Employment figures from the Office for National Statistics (ONS) show that the number of people in work between October and December 2018 hit a record high.

However, BDO’s ‘Employment Index’ – which tracks firms’ hiring intentions for the next 6 months – fell from 115.11 in January to 113.99 in February, marking the second consecutive month of decline.

This chimes with a recent series of high-profile announcements by UK employers – including Nissan and Jaguar Land Rover – which are relocating production out of the UK signalling wider issues in the market.

Business confidence has continued to trend downwards, with BDO’s Optimism Index falling by 0.19 points in February to 99.79. This marks the seventh consecutive monthly fall and is the lowest the index has been since December 2016.

Manufacturing businesses were hardest hit by the decline, with BDO’s Manufacturing Optimism Index dipping from 104.40 to 103.84.

Meanwhile, BDO’s Services Optimism Index fell by 0.14 points to 99.28.

Despite the general economic malaise, output in the services sector saw an increase in February, propping up UK output overall.

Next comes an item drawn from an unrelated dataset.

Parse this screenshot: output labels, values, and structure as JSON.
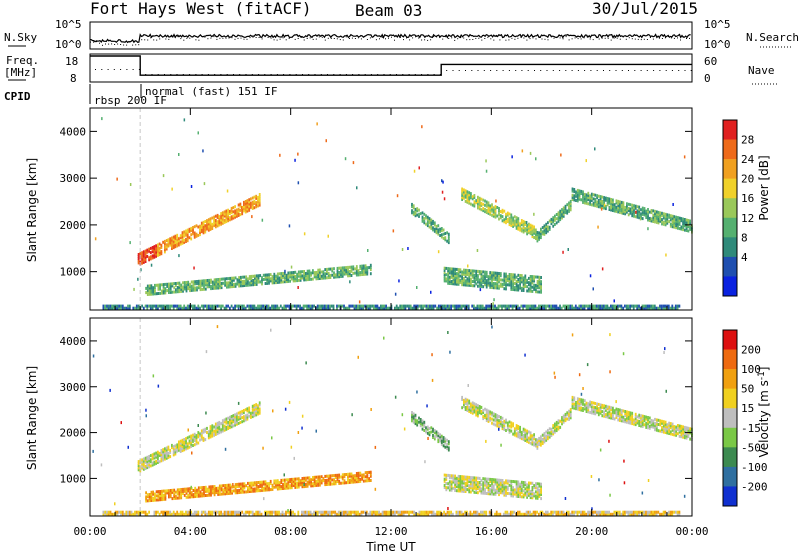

However, BDO’s Output Index remains well below the long-run average, standing at 98.32 in February.

The manufacturing sector performed particularly badly, falling by 1.01 points to 97.36 in February, mirroring the weak performance observed across advanced economies.

“The bright spot of Britain’s low investment, low growth economy in recent years has been its flexible labour market,” said BDO partner Peter Hemington.

“This has been Europe’s jobs creation machine, sucking in workers from all over the Continent. Unfortunately the uncertainty created by Brexit is bringing this trend to a halt, with hiring intentions sharply down over the last two months.

“Once the Brexit chaos is resolved, we need to decide as a country what sort of economy we want to have.

“But, in almost any scenario, we need to see higher levels of investment by companies to ensure that a smaller number of employees are more effective as they go about their work. This will require thought, leadership and decisive action from the government.”